Uma outra explicação, e talvez a mais correcta, é o fenómeno fonético da assimilação. Porque a unidade linguística "dis-pendere" tem já o fonema /e/, o fonema /i/ sofreu uma alteração por assimilação. Não deixa também de ser estranho, pois a assimilação e a dissimilação são processos que ocorrem mais frequentemente com os sons consonânticos e não com os vocálicos.


A nossa língua é tramada, não é?

João Santos disse...

O acima exarado só revelada que o povo é o verdadeiro obreiro da língua lusa, mas não o seu verdadeiro conhecedor.
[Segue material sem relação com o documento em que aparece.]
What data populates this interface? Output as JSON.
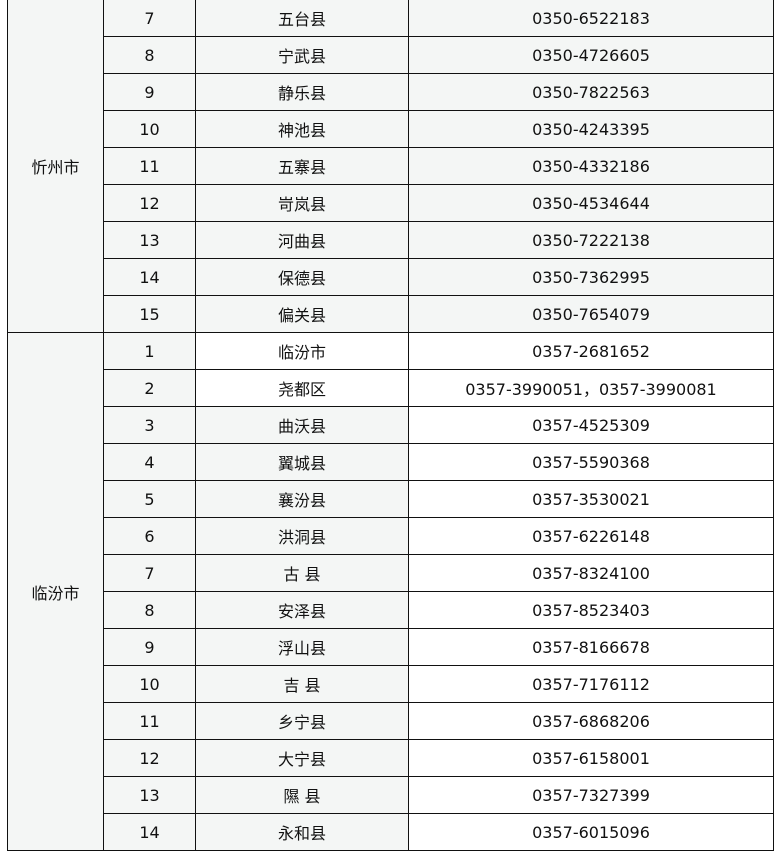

Foi no século XVI que a língua após vulgarização e castelhanização acelerada voltou a entrar nosa trilhos correctos do latim e pode ser que comece uma nova correcção justamente no século XXI. Afinal, e o latim o comprova, o tal verbo "despender"(que deu compreensivelmente "despensa")deveria escrever-se "dispender". Não é a língua que é tramada, mas o vulgo, que a martela a seu belo prazer...

Liliana F. Verde disse...

Se calhar a explicação mais óbvia é mesmo a iliteracia.

Mas se achamos isto estranho, espera para quando entrar o novo Acordo Ortográfico. Há coisas que vão doer...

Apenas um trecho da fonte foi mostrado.